Wise Man Jesker dipped his chin, and the expression on his face said he’d always known he would win this argument. Linna wondered if he was accustomed to fighting with royals.

“When you and the child within you are not left with permanent damage,” he said, “you will be glad you made that choice.”

The Empress blanched. They hadn’t discussed her pregnancy up to that point. Jesker left gracefully before the Empress could stammer out a response. Not long after he left, she returned to the carriage.

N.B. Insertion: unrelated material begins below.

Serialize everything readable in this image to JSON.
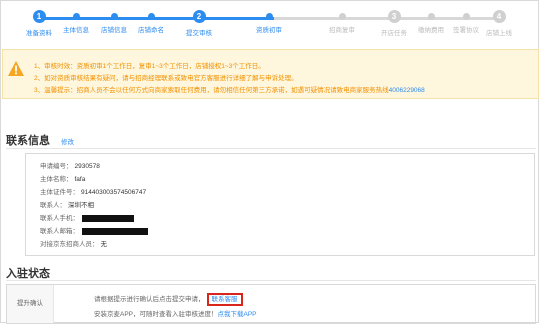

The last two days of the journey to Pellon were comparatively dull. Linna spent the last bit of the ride staring at the hind end of the Empress’s mare, which had been tied to the back of her carriage. When the walls of Pellon finally appeared on the horizon, black pennants emblazoned with the double-eagle crest of the House of Dorsa snapping in the wind from each guard tower, Linna was so relieved that at first she was convinced she was hallucinating the city. It happened to travelers in the Great Desert all the time – they wandered too far from the Emperor’s Road, ran out of water, and had vivid visions of lush green hills and broad rivers that were nothing but a fever dream. Linna rubbed her eyes with the back of a wrist and looked again, but the city was still there. Pellon was a massive, imposing presence that loomed over the rolling Eastern plains. Its walls were so thick and tall that it was hard to imagine how mountain men had managed to conquer it in the first place. Scattered barns and farmhouses dotted the hills in all directions surrounding the city, dead fields between them looking like a dirty patchwork quilt. Closer to the walls, the buildings grew thicker, resolving into hamlets that in better times probably teemed with life. Spidery veins of tracks and trails converged and turned into roads once they reached the hamlets, and Linna couldn’t help but envision wagons laden with wheat and livestock trundling slowly towards the open gates of the city.

Now the gates were shut tight, the farmhouses abandoned, and the hamlets, as they grew closer, revealed themselves to be charred ruins. Linna couldn’t say exactly why, but the sight of the city, with the scorch marks on its walls and the abandoned hamlets stretching out from its foot, suddenly exhausted her.

Third Division halted all at once. Gery, a Westerner who’d been recruited by the Commander to become one of the Empress’s guards when they were still in Port Lorsin, pulled up alongside Linna.

“Welcome to Pellon,” he drawled sarcastically.

Linna glanced up at him, wondering why he’d said it that way. She knew the West was generally richer than the East, so maybe he was used to grander cities than this one, but she would think he would be glad – that everyone would be glad – to finally reach their destination.

The procession began to move again, and from the guard towers of Pellon, bugles echoed across the empty fields to announce their arrival.